Но в книге Макаренко нет лидерства как такового. Лидером колонии Макаренко является вовсе не Макаренко, постоянно занимающийся решением сложных организаторских вопросов, сложным политическим взаимодействиям с соседями, от управленцев до кулаков. Лидер колонии, невидимый, а потом, в конце, видимый — это Максим Горький, чье имя носит колония, кто становится ее шефом и чей приезд и есть апофеоз работы колонии!
Отношение лидера и воспитуемых — это уже не отношение вдохновителя и вдохновляемых, но спасителя и спасаемых. Горький должен явиться как испытующий сердца и возвращающий рай: колонисты и готовят рай к его приезду, «семь террас для нового сада». Прием гостей — настоящая райская трапеза спасения, любое описание которой и есть ее реализация: Макаренко создает роман, в котором подробные, насыщенные, сильные эмоцией описания и производят то особое воодушевленное спокойствие, каковое превращает всех колонистов в райских жителей.
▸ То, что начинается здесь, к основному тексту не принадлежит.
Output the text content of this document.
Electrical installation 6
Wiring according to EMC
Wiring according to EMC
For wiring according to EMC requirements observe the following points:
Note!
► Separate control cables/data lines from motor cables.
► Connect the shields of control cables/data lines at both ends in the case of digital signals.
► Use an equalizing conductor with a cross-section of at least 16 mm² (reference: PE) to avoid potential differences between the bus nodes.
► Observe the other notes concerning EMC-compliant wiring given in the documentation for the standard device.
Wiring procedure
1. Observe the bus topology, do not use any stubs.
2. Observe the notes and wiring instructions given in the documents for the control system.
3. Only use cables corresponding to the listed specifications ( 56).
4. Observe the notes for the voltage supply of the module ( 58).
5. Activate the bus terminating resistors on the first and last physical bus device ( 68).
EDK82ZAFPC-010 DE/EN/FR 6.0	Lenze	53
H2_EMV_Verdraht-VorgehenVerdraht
Горький был не только вдохновителем педагогического проекта и книги Макаренко, но и ее редактором. Описание происходящего тем самым оказывается тем исчерпанием социальных проблем, которые Горький видит острее всего, — и сам акт редактирования и есть то предельно проницательное видение, по отношению к которому и амбиции воспитанников, и их стремление к лидерству, и амбиции самого Макаренко оказываются частными эпизодами в решении больших социальных задач.
В отличие от фильма Экка, книга Макаренко постоянно отмечает дурное лидерство малолетних преступников, которые воруют не в силу устоявшихся привычек, а для куража, они авантюристы, иногда почти оперные персонажи, с определенной стыдливостью, а не только дерзостью. Перспектива книги Макаренко — не бихевиоризм, а мелодраматизм, близкий, конечно, и поэтике Горького. Но что это означало для общего успеха его педагогического проекта: перевоспитать этих людей, в которых укоренились не столько дурные привычки, сколько дурное прошлое, всё дурное прошлое человечества с его частной собственностью и эксплуатацией?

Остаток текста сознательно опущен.